So furious is Rohloff about what she sees as the inadequacies and wrong-headedness of our elected representatives that she’s written not just to Mayor Tory Whanau and every councillor, but to the prime minister, the minister of local government, minister of transport, MPs Tamatha Paul and Andy Foster, David Seymour, Winston Peters and the Ombudsman, outlining plans for a rates revolt and calling for an investigation into the council.

Her gripes are largely around a perceived lack of transparency, financial mismanagement and the treatment of submitters during the consultation process.

Her most recent targets include the “undemocratic way” the council forged ahead with its Karori connections cycleway project ‒which will see all but 81 of 279 car parks removed from along Karori Rd “to the detriment of a lot of local businesses”, the Reading cinema deal, the town hall seismic strengthening cost blowout, and various other “mayoral vanity projects”.

There was also the issue of the Karori Events Centre, which was handed over to the council in 2022 after it committed to completing a $1.9 million fit-out, but has since remained unfinished.

Thar she blows - the damage caused by a water main bursting in Karori on Monday.
Thar she blows - the damage caused by a water main bursting in Karori on Monday.

“The council has got its priorities all wrong,” Rohloff said. “We’ve got major issues with infrastructure.
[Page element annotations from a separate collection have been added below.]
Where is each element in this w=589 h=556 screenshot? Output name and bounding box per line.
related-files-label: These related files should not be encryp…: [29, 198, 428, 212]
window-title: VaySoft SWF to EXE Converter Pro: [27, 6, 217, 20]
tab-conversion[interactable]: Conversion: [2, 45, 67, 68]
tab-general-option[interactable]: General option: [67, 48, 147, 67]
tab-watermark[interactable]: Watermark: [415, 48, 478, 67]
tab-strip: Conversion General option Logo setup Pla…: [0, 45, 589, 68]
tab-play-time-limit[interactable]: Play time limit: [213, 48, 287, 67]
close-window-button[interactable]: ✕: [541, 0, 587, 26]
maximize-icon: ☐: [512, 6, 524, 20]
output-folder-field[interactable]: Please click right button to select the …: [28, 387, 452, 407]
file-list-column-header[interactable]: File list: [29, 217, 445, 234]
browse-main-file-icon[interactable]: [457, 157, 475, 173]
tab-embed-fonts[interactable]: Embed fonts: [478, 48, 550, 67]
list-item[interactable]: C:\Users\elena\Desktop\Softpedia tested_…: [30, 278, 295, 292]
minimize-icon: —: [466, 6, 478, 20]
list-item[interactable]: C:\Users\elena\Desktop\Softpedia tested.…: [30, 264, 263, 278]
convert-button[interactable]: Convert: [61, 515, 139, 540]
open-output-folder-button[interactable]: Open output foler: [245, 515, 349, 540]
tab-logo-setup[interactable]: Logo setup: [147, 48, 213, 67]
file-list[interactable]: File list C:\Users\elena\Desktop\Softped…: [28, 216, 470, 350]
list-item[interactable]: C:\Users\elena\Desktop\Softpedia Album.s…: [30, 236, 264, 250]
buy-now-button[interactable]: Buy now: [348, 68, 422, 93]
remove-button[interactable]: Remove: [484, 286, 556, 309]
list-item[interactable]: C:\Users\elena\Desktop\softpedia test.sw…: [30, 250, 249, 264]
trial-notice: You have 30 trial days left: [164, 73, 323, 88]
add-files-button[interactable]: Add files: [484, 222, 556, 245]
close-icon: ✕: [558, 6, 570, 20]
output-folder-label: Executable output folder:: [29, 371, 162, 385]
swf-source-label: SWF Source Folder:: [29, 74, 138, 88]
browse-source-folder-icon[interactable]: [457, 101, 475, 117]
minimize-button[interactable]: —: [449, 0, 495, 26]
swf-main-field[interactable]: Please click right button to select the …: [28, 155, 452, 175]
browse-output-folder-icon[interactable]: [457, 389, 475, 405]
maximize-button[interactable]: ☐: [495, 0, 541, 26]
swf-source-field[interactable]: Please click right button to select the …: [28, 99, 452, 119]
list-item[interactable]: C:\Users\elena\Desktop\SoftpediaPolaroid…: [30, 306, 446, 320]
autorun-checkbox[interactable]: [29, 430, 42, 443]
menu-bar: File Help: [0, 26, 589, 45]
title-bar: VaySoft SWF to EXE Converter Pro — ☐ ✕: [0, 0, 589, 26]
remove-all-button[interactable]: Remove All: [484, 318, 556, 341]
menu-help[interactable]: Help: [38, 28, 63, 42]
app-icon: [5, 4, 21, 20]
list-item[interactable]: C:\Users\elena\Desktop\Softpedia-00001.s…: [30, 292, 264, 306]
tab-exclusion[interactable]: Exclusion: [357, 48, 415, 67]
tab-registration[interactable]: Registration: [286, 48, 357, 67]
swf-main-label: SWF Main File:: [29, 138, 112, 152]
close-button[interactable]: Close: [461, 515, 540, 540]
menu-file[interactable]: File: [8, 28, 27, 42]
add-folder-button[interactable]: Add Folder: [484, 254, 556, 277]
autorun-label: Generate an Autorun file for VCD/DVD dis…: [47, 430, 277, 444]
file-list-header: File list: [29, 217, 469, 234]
It should be putting money into fixing our water woes instead of increasing our already high rates or wasting it on nice-to-haves.”

Her letter to the Ombudsman raised concerns around the council’s “abuse of power” in rejecting a group submission on the cycleway proposal and the “indecent haste” with which it had been rolled out.

“People in Karori feel very strongly about the way WCC is behaving over the Karori Connections Project…so many are of the view that the [council’s] idea of consulting is to ignore any negative feedback…then do whatever they want to do and that there’s little point in fighting it.

“The entire thing is a farce - just a tick box exercise so they can say they consulted,” Rohloff wrote, asking that the office look into the council’s decision-making processes.

Chief Ombudsman Peter Boshier last year called for councils to open workshops to the public by default to reduce the perception that critical decisions were being made behind closed doors following an investigation in response to complaints that the practice was “undermining local democracy”.

Rohloff said it was galling to see leaks in the suburb go unattended while plans were being made to introduce water meters “at huge cost.” A proposed rates increase of 16.4% and a plan to introduce a new food waste collection, at significant cost. were also concerns.

Rohloff and her husband put all their food scraps into their home compost bin, “so we would never use it, and I’m sure a lot of others wouldn’t either.

“As a household that relies solely on New Zealand Super, like many other ratepayers, we just can’t afford more massive rates hikes.”

While the couple have just paid their latest rates bill, Rohloff is now digging her heels in, saying she will continue to pay each quarterly instalments at the current annual charge but will not pay any rates increases, any cost towards the installation of water meters, costs of any food recycling, sewage treatment levies or any costs of installing parking meters in Karori, “as long as the council continues to ignore the wishes of ratepayers”.

Neighbour Ursula Egan is right behind her strong-willed friend. She has also been at the no-response end of communication with the council, having written letters and attended public meetings.

“You just feel like everything you do is a waste of time, because they plough ahead anyway. To say any of it is consultation is nonsense.”

Rohloff hopes others will get on board as a way of protesting. “I may just be an annoying ratepayer to be ignored. Well, I might be ignored. But I won’t be silent,” she says.

She has received responses to her letter from three councillors.